Keep the wine on ice
Foes of deregulation were not the only ones miffed at the FCC's generally merger-friendly ownership studies last week (see story, page 10). Some communications attorneys are bemoaning the deadlines for comments and replies. With those attorneys likely having to burn the midnight oil to put the finishing touches on their arguments, particularly given the stakes involved, the Dec. 2 comment deadline—the Monday after Thanksgiving—and the Jan. 2 reply deadline could mean a harried holiday season. "That's sadistic," said one unhappy camper. The FCC says it is sticking with the dates, which are 60 and 90 days after the studies came out and just happened to fall where they did.—J.E.
Shhh...it's in HD
The availability of a program in HD used to be big news, worthy of press releases and excitement, but it looks like the networks are beginning to "soft-launch" HD programming. HBO decided that next year's season of Six Feet Under
(below) will be in HDTV, but don't look for it to make a big deal over it. And that came less than a week after NBC began broadcasting ER
in HDTV in a launch so soft that stations learned about it from a memo the morning of the broadcast. Even NBC executives couldn't confirm the next day that the broadcast was in HD, although station executives could.—K.K.
Nets eye rings
ABC, CBS, NBC and Turner have had meetings in Switzerland with International Olympic Committee officials to discuss the bidding process for the 2010 and 2012 games. Sources say each company pitched the IOC on how their companies could "further grow and promote the Olympics." IOC officials were also curious how each company planned to integrate new media into the coverage. Sources say it's likely the rights to the '10 and '12 games will be a package deal. Negotiations start within the next year, but the networks want to wait until at least July 2003, when the venue for the '10 games will be awarded. IOC officials promise a "completely open bidding process," says one network source, where everyone will get a chance to bid. That would contrast with NBC's 2000-'08 preemptive strike. Fox was not present but has held separate meetings with the IOC.—S.M.
Churn at Charter
So, will Paul Allen (above) save Charter?

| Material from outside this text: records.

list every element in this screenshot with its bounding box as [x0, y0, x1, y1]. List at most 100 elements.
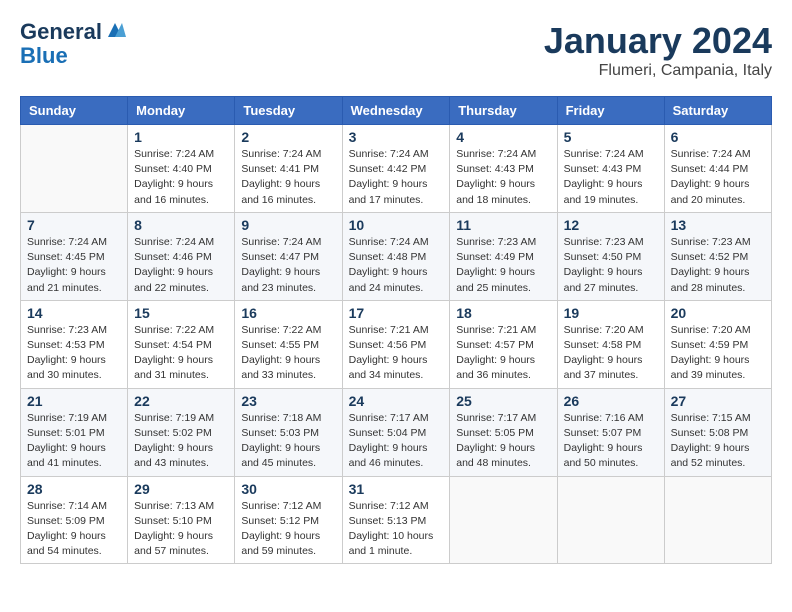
day-cell: 12Sunrise: 7:23 AM Sunset: 4:50 PM Dayli…: [557, 212, 664, 300]
day-cell: 25Sunrise: 7:17 AM Sunset: 5:05 PM Dayli…: [450, 388, 557, 476]
day-number: 28: [27, 481, 121, 497]
day-info: Sunrise: 7:19 AM Sunset: 5:01 PM Dayligh…: [27, 411, 121, 472]
day-number: 14: [27, 305, 121, 321]
day-number: 7: [27, 217, 121, 233]
day-number: 1: [134, 129, 228, 145]
day-number: 29: [134, 481, 228, 497]
location: Flumeri, Campania, Italy: [544, 62, 772, 80]
day-info: Sunrise: 7:21 AM Sunset: 4:57 PM Dayligh…: [456, 323, 550, 384]
day-info: Sunrise: 7:16 AM Sunset: 5:07 PM Dayligh…: [564, 411, 658, 472]
day-cell: 14 Sunrise: 7:23 AM Sunset: 4:53 PM Dayli…: [21, 300, 128, 388]
day-cell: 8Sunrise: 7:24 AM Sunset: 4:46 PM Daylig…: [128, 212, 235, 300]
day-cell: 4 Sunrise: 7:24 AM Sunset: 4:43 PM Daylig…: [450, 125, 557, 213]
day-info: Sunrise: 7:18 AM Sunset: 5:03 PM Dayligh…: [241, 411, 335, 472]
day-number: 10: [349, 217, 444, 233]
day-cell: 18 Sunrise: 7:21 AM Sunset: 4:57 PM Dayli…: [450, 300, 557, 388]
day-number: 18: [456, 305, 550, 321]
calendar-table: SundayMondayTuesdayWednesdayThursdayFrid…: [20, 96, 772, 564]
day-info: Sunrise: 7:19 AM Sunset: 5:02 PM Dayligh…: [134, 411, 228, 472]
day-cell: 30 Sunrise: 7:12 AM Sunset: 5:12 PM Dayli…: [235, 476, 342, 564]
day-cell: [450, 476, 557, 564]
day-info: Sunrise: 7:24 AM Sunset: 4:47 PM Dayligh…: [241, 235, 335, 296]
day-cell: 31 Sunrise: 7:12 AM Sunset: 5:13 PM Dayli…: [342, 476, 450, 564]
day-info: Sunrise: 7:15 AM Sunset: 5:08 PM Dayligh…: [671, 411, 765, 472]
day-cell: 15 Sunrise: 7:22 AM Sunset: 4:54 PM Dayli…: [128, 300, 235, 388]
day-cell: 23Sunrise: 7:18 AM Sunset: 5:03 PM Dayli…: [235, 388, 342, 476]
title-block: January 2024 Flumeri, Campania, Italy: [544, 20, 772, 80]
day-cell: [21, 125, 128, 213]
day-info: Sunrise: 7:17 AM Sunset: 5:04 PM Dayligh…: [349, 411, 444, 472]
day-info: Sunrise: 7:22 AM Sunset: 4:55 PM Dayligh…: [241, 323, 335, 384]
page-header: General Blue January 2024 Flumeri, Campa…: [20, 20, 772, 80]
day-number: 15: [134, 305, 228, 321]
day-number: 26: [564, 393, 658, 409]
weekday-header-monday: Monday: [128, 97, 235, 125]
day-info: Sunrise: 7:12 AM Sunset: 5:13 PM Dayligh…: [349, 499, 444, 560]
day-cell: 13 Sunrise: 7:23 AM Sunset: 4:52 PM Dayli…: [664, 212, 771, 300]
week-row-2: 7 Sunrise: 7:24 AM Sunset: 4:45 PM Daylig…: [21, 212, 772, 300]
day-info: Sunrise: 7:24 AM Sunset: 4:46 PM Dayligh…: [134, 235, 228, 296]
day-cell: [557, 476, 664, 564]
week-row-5: 28 Sunrise: 7:14 AM Sunset: 5:09 PM Dayli…: [21, 476, 772, 564]
day-number: 2: [241, 129, 335, 145]
day-cell: 29Sunrise: 7:13 AM Sunset: 5:10 PM Dayli…: [128, 476, 235, 564]
day-number: 31: [349, 481, 444, 497]
day-number: 27: [671, 393, 765, 409]
day-number: 24: [349, 393, 444, 409]
day-cell: 20Sunrise: 7:20 AM Sunset: 4:59 PM Dayli…: [664, 300, 771, 388]
day-cell: [664, 476, 771, 564]
logo-text: General: [20, 20, 102, 44]
day-number: 16: [241, 305, 335, 321]
day-info: Sunrise: 7:24 AM Sunset: 4:48 PM Dayligh…: [349, 235, 444, 296]
weekday-header-thursday: Thursday: [450, 97, 557, 125]
week-row-4: 21Sunrise: 7:19 AM Sunset: 5:01 PM Dayli…: [21, 388, 772, 476]
day-cell: 9 Sunrise: 7:24 AM Sunset: 4:47 PM Daylig…: [235, 212, 342, 300]
day-number: 17: [349, 305, 444, 321]
day-cell: 26 Sunrise: 7:16 AM Sunset: 5:07 PM Dayli…: [557, 388, 664, 476]
day-number: 30: [241, 481, 335, 497]
day-cell: 21Sunrise: 7:19 AM Sunset: 5:01 PM Dayli…: [21, 388, 128, 476]
day-cell: 19Sunrise: 7:20 AM Sunset: 4:58 PM Dayli…: [557, 300, 664, 388]
day-number: 5: [564, 129, 658, 145]
day-number: 6: [671, 129, 765, 145]
day-info: Sunrise: 7:23 AM Sunset: 4:49 PM Dayligh…: [456, 235, 550, 296]
day-number: 4: [456, 129, 550, 145]
day-cell: 22 Sunrise: 7:19 AM Sunset: 5:02 PM Dayli…: [128, 388, 235, 476]
day-cell: 24 Sunrise: 7:17 AM Sunset: 5:04 PM Dayli…: [342, 388, 450, 476]
day-cell: 1Sunrise: 7:24 AM Sunset: 4:40 PM Daylig…: [128, 125, 235, 213]
day-info: Sunrise: 7:24 AM Sunset: 4:43 PM Dayligh…: [456, 147, 550, 208]
weekday-header-sunday: Sunday: [21, 97, 128, 125]
logo-blue: Blue: [20, 44, 68, 68]
day-cell: 10 Sunrise: 7:24 AM Sunset: 4:48 PM Dayli…: [342, 212, 450, 300]
day-info: Sunrise: 7:12 AM Sunset: 5:12 PM Dayligh…: [241, 499, 335, 560]
day-number: 20: [671, 305, 765, 321]
weekday-header-row: SundayMondayTuesdayWednesdayThursdayFrid…: [21, 97, 772, 125]
month-title: January 2024: [544, 20, 772, 62]
week-row-3: 14 Sunrise: 7:23 AM Sunset: 4:53 PM Dayli…: [21, 300, 772, 388]
day-info: Sunrise: 7:24 AM Sunset: 4:45 PM Dayligh…: [27, 235, 121, 296]
day-number: 19: [564, 305, 658, 321]
day-info: Sunrise: 7:23 AM Sunset: 4:52 PM Dayligh…: [671, 235, 765, 296]
day-number: 9: [241, 217, 335, 233]
weekday-header-tuesday: Tuesday: [235, 97, 342, 125]
day-number: 25: [456, 393, 550, 409]
day-number: 22: [134, 393, 228, 409]
day-info: Sunrise: 7:24 AM Sunset: 4:41 PM Dayligh…: [241, 147, 335, 208]
day-number: 13: [671, 217, 765, 233]
day-cell: 17Sunrise: 7:21 AM Sunset: 4:56 PM Dayli…: [342, 300, 450, 388]
day-info: Sunrise: 7:22 AM Sunset: 4:54 PM Dayligh…: [134, 323, 228, 384]
day-cell: 5 Sunrise: 7:24 AM Sunset: 4:43 PM Daylig…: [557, 125, 664, 213]
weekday-header-saturday: Saturday: [664, 97, 771, 125]
day-info: Sunrise: 7:23 AM Sunset: 4:53 PM Dayligh…: [27, 323, 121, 384]
day-cell: 11Sunrise: 7:23 AM Sunset: 4:49 PM Dayli…: [450, 212, 557, 300]
day-info: Sunrise: 7:14 AM Sunset: 5:09 PM Dayligh…: [27, 499, 121, 560]
day-info: Sunrise: 7:24 AM Sunset: 4:43 PM Dayligh…: [564, 147, 658, 208]
day-cell: 16 Sunrise: 7:22 AM Sunset: 4:55 PM Dayli…: [235, 300, 342, 388]
logo: General Blue: [20, 20, 126, 68]
day-cell: 28 Sunrise: 7:14 AM Sunset: 5:09 PM Dayli…: [21, 476, 128, 564]
weekday-header-wednesday: Wednesday: [342, 97, 450, 125]
day-info: Sunrise: 7:23 AM Sunset: 4:50 PM Dayligh…: [564, 235, 658, 296]
day-number: 3: [349, 129, 444, 145]
weekday-header-friday: Friday: [557, 97, 664, 125]
day-info: Sunrise: 7:24 AM Sunset: 4:44 PM Dayligh…: [671, 147, 765, 208]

Investors pounded the cable company's stock to an all-time low of $1.41 per share after the company cautioned last Wednesday that the third quarter wouldn't come in quite as planned. (Cash-flow growth is 0.7 points short of the 13.7% promised. Horrors.) Then, on Friday, the Street was furiously buzzing that CEO Carl Vogel had resigned. (Not true.) That then shifted to rumors that CFO Kent Kalkwarf had resigned. (Not true.) Now everyone is waiting for the outcome of a meeting between Vogel and Charter megabillionaire Chairman Allen this week in Seattle. The long-scheduled meeting will have a new topic: Is Allen going to do anything more than tease investors that he might throw new money Charter's way?–J.M.H.
The agency appears deadlocked on broadcasters' digital cable carriage rights. A few weeks ago, they seemed set on a rulemaking that rejected dual analog/digital carriage during the DTV transition but tentatively concluded that stations are entitled to carriage of all free channels. Sources say the split pits Commissioners Michael Copps and Kevin Martin, who favor full carriage rights, against Michael Powell and Kathleen Abernathy, who oppose any mandate until the constitutionality of such a move is clear.—B.M.